Le développement du corporatisme syndical s’est accéléré avec le déclin de la position économique mondiale du capitalisme américain et la montée des rivaux européens et asiatiques en concurrence avec les trois grandes sociétés automobiles. La mise en place d’une multitude d’organismes paritaires de gestion entre les syndicats et le patronat, ainsi que de diverses caisses noirs, faisait partie d’un effort visant à effacer la conscience de classe et à subordonner totalement les travailleurs aux exigences des sociétés et du gouvernement.

Durant les années 1980, toute forme de résistance a été écrasée avec la collaboration des syndicats. Un tournant majeur a été le licenciement et la mise sur une liste noire des contrôleurs aériens du syndicat PATCO par Ronald Reagan en 1981, dont la grève acharnée fut écrasée avec l’aide des bureaucraties du AFL-CIO et UAW. PATCO a été suivi d’une série de grèves déterminée et souvent violentes, parmi lesquelles figuraient Phelps Dodge, Continental Airlines, Greyhound, Hormel et AT Massey Coal. Toutes ces grèves furent isolées et trahies par les dirigeants syndicaux. Les bureaucrates ont soutenu que les grèves et les mouvements sociaux devaient être supprimés à une époque de mondialisation afin d’assurer la rentabilité des sociétés américaines.

Analysant la convention collective UAW-GM de 1984, qui a jeté les fondements juridiques et techniques de la collaboration directe de la bureaucratie syndicale avec les entreprises et l’État, la Workers League (Ligue des travailleurs), précurseur du Socialist Equality Party (Parti de l’égalité socialiste) aux États-Unis, écrivait : « La pratique de l’anticommunisme est une alliance corporatiste avec les patrons de l’automobile contre les travailleurs de l’automobile, l’abandon de toute défense des acquis réalisés par le syndicat au cours des 50 dernières années, la cession des emplois, des salaires, des prestations et des règles de travail.

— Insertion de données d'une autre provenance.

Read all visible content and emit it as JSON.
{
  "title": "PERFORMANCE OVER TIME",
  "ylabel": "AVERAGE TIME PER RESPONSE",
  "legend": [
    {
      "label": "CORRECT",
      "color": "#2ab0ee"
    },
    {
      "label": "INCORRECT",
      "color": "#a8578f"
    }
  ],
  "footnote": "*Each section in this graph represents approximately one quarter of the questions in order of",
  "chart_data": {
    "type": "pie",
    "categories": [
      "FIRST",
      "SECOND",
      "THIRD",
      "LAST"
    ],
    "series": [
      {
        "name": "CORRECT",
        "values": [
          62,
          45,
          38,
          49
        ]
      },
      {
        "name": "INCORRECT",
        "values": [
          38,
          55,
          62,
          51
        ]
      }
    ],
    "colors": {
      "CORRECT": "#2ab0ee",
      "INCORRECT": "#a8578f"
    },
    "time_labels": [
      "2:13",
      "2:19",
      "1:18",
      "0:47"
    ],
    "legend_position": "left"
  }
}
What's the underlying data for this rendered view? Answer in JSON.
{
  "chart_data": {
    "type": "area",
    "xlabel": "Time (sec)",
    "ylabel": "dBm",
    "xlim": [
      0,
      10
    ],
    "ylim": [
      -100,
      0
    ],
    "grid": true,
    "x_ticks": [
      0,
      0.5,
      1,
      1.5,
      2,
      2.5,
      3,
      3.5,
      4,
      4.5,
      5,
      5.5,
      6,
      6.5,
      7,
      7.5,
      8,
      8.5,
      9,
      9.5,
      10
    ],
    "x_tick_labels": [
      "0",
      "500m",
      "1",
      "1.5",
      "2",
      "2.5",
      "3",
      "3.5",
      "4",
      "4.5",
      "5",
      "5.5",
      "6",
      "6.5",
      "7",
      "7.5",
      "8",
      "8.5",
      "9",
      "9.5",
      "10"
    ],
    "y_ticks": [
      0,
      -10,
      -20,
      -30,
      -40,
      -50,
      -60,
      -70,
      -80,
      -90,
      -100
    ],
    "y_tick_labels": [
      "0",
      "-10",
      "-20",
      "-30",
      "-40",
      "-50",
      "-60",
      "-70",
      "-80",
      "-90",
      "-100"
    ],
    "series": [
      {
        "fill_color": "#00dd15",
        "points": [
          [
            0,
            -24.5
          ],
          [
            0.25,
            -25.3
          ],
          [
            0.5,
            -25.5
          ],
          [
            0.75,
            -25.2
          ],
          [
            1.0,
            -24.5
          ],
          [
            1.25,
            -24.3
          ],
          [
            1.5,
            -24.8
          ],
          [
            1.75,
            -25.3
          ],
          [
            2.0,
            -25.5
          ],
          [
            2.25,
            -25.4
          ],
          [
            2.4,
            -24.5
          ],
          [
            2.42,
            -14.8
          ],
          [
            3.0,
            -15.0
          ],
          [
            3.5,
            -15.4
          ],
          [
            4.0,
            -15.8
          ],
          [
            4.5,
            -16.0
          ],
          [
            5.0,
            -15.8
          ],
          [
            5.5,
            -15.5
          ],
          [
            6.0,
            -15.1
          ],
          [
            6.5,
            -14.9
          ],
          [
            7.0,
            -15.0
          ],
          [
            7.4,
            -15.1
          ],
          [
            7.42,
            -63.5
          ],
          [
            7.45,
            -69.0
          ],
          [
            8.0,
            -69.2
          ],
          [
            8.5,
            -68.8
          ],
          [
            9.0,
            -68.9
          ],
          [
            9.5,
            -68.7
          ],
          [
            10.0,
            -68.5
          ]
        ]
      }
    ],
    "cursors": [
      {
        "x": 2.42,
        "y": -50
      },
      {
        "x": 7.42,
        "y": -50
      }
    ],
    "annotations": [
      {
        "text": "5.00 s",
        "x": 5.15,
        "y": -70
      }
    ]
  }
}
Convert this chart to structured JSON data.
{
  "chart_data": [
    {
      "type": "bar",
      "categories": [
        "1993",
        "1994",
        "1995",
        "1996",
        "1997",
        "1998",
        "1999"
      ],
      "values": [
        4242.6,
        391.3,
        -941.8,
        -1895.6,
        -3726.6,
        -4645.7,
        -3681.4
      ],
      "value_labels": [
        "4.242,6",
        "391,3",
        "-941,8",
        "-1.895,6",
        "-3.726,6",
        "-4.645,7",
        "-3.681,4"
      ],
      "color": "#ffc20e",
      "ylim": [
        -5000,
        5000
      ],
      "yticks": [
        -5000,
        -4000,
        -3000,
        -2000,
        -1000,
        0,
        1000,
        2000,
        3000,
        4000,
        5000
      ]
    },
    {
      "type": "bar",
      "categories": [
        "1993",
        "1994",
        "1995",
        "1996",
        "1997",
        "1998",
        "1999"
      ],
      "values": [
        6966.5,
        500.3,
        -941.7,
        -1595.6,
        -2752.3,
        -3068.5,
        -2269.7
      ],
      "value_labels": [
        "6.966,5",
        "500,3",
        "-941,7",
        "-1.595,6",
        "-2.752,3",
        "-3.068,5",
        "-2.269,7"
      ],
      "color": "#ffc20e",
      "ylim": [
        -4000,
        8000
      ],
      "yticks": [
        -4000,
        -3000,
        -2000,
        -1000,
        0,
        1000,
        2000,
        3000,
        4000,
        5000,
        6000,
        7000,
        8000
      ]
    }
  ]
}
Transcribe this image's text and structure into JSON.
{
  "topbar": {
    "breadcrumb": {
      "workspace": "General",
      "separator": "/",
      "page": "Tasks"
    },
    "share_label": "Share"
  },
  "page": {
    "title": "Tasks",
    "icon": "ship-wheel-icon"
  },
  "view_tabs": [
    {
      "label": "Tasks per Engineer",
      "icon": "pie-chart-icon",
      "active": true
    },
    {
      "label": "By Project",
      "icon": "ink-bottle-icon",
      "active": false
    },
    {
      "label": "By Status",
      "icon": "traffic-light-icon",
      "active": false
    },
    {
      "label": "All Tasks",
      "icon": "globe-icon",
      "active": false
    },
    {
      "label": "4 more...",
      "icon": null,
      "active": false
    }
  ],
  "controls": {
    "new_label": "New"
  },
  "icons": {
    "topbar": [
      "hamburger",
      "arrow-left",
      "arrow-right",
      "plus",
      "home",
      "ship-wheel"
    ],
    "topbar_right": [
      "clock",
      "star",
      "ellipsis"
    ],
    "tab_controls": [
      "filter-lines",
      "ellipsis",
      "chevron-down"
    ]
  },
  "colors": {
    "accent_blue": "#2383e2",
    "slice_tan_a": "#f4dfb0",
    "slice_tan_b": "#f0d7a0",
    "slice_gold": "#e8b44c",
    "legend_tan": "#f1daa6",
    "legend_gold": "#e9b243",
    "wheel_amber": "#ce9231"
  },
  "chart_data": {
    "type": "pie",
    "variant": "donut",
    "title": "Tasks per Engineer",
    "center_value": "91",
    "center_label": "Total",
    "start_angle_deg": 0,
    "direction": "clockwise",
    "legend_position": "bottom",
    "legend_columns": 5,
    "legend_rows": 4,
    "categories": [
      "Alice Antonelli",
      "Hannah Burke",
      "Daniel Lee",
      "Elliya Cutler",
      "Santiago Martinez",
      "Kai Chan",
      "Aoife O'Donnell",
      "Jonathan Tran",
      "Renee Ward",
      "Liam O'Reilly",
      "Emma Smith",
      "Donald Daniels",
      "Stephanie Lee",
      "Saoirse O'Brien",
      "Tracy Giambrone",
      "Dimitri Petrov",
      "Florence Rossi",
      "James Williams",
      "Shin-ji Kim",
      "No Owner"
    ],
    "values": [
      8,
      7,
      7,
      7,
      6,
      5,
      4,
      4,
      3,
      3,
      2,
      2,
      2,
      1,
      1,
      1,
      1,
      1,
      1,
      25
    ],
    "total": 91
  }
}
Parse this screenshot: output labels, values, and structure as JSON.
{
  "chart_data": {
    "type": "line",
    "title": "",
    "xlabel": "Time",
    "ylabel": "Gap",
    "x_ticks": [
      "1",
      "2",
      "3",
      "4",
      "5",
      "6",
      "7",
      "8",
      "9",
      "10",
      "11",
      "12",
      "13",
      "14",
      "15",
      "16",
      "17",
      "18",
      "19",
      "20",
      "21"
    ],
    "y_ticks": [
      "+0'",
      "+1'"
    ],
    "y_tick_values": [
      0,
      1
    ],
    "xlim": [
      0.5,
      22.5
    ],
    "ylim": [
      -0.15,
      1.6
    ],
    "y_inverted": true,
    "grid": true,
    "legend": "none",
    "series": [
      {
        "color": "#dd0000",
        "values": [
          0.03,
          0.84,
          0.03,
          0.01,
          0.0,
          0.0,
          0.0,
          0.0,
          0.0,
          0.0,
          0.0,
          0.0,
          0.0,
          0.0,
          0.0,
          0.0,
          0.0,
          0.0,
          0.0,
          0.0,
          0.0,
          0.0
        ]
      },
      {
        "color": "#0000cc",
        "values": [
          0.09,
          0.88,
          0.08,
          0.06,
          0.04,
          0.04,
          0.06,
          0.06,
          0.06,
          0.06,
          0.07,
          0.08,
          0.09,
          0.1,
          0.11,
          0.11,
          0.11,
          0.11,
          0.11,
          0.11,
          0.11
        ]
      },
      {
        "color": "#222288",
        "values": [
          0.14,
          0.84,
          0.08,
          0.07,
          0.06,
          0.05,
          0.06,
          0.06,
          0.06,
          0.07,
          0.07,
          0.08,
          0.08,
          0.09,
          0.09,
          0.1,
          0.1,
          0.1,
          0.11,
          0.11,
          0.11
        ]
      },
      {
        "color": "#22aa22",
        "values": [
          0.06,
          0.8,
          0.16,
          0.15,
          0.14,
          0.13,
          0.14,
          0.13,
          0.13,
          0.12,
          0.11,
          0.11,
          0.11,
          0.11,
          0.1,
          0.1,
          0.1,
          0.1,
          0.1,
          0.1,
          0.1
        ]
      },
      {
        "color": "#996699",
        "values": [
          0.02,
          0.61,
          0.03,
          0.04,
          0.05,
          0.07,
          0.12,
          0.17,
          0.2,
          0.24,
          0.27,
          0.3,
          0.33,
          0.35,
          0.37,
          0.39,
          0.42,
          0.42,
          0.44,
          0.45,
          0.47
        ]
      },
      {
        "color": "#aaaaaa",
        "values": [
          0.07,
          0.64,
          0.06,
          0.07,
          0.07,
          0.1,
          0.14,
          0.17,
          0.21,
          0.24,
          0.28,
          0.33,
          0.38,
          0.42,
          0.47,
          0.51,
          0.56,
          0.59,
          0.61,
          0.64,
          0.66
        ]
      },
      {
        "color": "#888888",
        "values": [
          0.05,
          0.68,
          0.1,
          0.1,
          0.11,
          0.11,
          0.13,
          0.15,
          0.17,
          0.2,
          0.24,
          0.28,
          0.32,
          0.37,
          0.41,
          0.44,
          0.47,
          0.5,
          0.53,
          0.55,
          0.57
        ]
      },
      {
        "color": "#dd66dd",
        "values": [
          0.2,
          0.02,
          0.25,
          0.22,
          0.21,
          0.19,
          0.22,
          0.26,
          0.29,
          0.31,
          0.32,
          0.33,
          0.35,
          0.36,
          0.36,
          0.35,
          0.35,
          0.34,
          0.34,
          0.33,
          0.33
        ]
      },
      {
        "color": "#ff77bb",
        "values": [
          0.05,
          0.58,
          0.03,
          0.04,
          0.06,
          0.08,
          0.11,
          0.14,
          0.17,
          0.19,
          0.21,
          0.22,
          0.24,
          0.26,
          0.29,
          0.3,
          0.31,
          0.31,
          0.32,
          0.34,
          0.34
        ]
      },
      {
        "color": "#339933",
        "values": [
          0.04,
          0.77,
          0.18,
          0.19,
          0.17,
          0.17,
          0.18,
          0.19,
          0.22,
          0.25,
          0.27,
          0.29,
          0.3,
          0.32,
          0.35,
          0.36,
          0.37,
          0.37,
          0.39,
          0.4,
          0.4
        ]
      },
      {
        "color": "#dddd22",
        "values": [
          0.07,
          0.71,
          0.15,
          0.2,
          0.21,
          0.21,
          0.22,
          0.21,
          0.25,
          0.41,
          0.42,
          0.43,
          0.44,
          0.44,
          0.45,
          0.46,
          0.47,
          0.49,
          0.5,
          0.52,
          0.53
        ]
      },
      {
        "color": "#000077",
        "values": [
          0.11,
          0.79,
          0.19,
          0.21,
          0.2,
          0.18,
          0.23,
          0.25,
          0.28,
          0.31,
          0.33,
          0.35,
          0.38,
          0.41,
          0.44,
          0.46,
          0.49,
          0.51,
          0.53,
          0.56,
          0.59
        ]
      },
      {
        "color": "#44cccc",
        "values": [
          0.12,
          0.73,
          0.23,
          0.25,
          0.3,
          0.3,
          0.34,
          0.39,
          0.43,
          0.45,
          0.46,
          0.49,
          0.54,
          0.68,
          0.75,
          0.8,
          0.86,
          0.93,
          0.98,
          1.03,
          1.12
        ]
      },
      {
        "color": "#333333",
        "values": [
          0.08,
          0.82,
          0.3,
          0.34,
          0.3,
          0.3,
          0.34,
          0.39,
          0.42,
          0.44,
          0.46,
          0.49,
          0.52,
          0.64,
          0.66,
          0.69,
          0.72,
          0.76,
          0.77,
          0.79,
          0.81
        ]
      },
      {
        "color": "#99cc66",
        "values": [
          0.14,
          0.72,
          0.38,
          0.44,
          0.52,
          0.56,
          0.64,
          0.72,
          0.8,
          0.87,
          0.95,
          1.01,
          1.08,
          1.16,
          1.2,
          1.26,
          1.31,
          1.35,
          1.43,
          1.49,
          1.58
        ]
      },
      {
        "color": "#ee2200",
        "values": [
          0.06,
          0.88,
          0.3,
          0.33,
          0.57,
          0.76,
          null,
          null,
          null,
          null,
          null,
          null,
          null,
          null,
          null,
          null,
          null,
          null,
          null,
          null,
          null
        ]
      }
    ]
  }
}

C’est une capitulation et une trahison des intérêts indépendants de la classe ouvrière, afin de défendre le système capitaliste. »

Les syndicats, gérés par des bureaucrates de droite, sont aujourd’hui une force de police industrielle brutale qui collabore avec le gouvernement et les entreprises pour supprimer la lutte de classe. Ils sont les exécuteurs directs de la réduction des salaires, des retraites et des prestations de santé. Le revenu des leurs hauts fonctionnaires et de leurs adjoints, qui peuvent facilement atteindre six chiffres, dépend entièrement de cet arrangement parasitaire.

L’AFL-CIO n’a lancé aucune grève nationale depuis près de 40 ans. Autrefois considérées comme un fait de la vie quotidienne, les grèves et les débrayages ont presque disparu de la scène. Des grèves limitées et délibérément isolées sont parfois lancées afin de diviser la classe ouvrière et, par la faim et l’épuisement, obliger les travailleurs militants à se soumettre aux exigences de l’entreprise. Il n’est pas étonnant qu’une baisse drastique du taux d’adhésion syndical ait accompagné la collaboration toujours plus directe et ouverte des syndicats avec les entreprises pour réduire le niveau de vie et fermer les usines.

L’apparition de Williams avec Trump n’est que la confirmation la plus récente de l’analyse à long terme des syndicats faite par le Socialist Equality Party.

La réalité est que les travailleurs sont totalement dépourvus de toute sorte de représentation dans leur lutte pour des salaires et des conditions de travail décents. Le rôle des syndicats en tant que force de police industrielle et leur alignement ouvert sur les politiques fascistes de l’administration Trump pose fortement la nécessité de construire dans chaque lieu de travail des comités démocratiques de base qui peuvent ôter des mains des syndicats la lutte pour défendre les emplois et niveaux de vie et remettre l’initiative entre les mains de la classe ouvrière.

Ce combat industriel doit être conjugué à une stratégie politique indépendante basée sur une rupture avec le système bipartite des grandes entreprises américaines et à la construction d’un mouvement socialiste de masse de la classe ouvrière.